The Swedes worshipped fences. I knew it. I just knew it.
Good observation. They are too close together for a telephone line, so it must have been a holy fence.
I went out in the back yard and dug a hole by the fence. I put a naked Barbie doll, a nerf ball and three dog turds in it. Wait until some archeologist digs that up in two thousand years. That’s right. They’re going to be thinking that about us. I’m making history.
Naw....the Swedes were using mobile phones back then.
Spear and magic helmeeeet!
Exciting find: Archaeologist Fredrik Thölin sitting next to one of the foundations where the wooden poles were erected around every 20 feet
Toilet seat ring with a LEGO figure seated on a chair displayed in center, a ring of flat rocks, sand flooring, gravel walkway, buried under charcoal sh and peat.
It’s about time you buried that naked Barbie doll.
Thanks FN!
it`s a humongous giant linear sundial-
the smaller one is a moondial=
“We’ll have to import fill, this stuff has a crap R value...”
looking at the shape of the road, I wonder if these timbers were discovered forty years ago.
“Hey Ole - what’s up with all of these wood posts?”
“Off Da Sven.
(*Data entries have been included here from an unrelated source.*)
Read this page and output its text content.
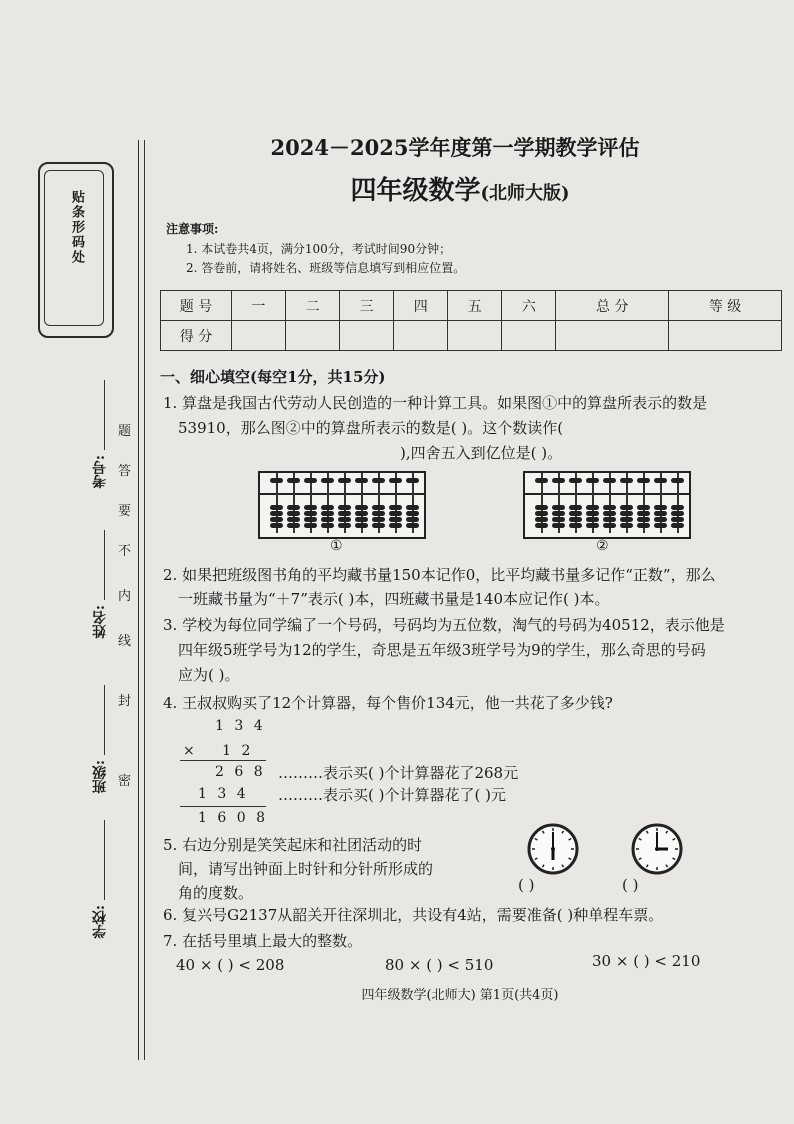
贴条形码处
学校:
班级:
姓名:
考号:
密
封
线
内
不
要
答
题
2024－2025学年度第一学期教学评估
四年级数学(北师大版)
注意事项:
1. 本试卷共4页，满分100分，考试时间90分钟；
2. 答卷前，请将姓名、班级等信息填写到相应位置。
题 号	一	二	三	四	五	六	总 分	等 级
得 分								
一、细心填空(每空1分，共15分)
1. 算盘是我国古代劳动人民创造的一种计算工具。如果图①中的算盘所表示的数是
53910，那么图②中的算盘所表示的数是( )。这个数读作(
),四舍五入到亿位是( )。
①	②
2. 如果把班级图书角的平均藏书量150本记作0，比平均藏书量多记作“正数”，那么
一班藏书量为“＋7”表示( )本，四班藏书量是140本应记作( )本。
3. 学校为每位同学编了一个号码，号码均为五位数，淘气的号码为40512，表示他是
四年级5班学号为12的学生，奇思是五年级3班学号为9的学生，那么奇思的号码
应为( )。
4. 王叔叔购买了12个计算器，每个售价134元，他一共花了多少钱?
1 3 4
× 　1 2
2 6 8
1 3 4
1 6 0 8
………表示买( )个计算器花了268元
………表示买( )个计算器花了( )元
5. 右边分别是笑笑起床和社团活动的时
间，请写出钟面上时针和分针所形成的
角的度数。	( )	( )
6. 复兴号G2137从韶关开往深圳北，共设有4站，需要准备( )种单程车票。
7. 在括号里填上最大的整数。
40 × ( ) < 208	80 × ( ) < 510	30 × ( ) < 210
四年级数学(北师大) 第1页(共4页)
Looks like an ancient Viking site. Just shovel that back up and we’ll move the road over or it will NEVER get done.”
(And whatever was buried must have been something REALLY spectacular to warrant the big jog near the top of the photo.)
When I was a child — about 6, or 7 — I used to write fanciful notes and stick them behind the floor and casing moldings of my grandmother’s house, hoping that someday somebody would find them when they tore the house down and imagine some ridiculous story about who lived there.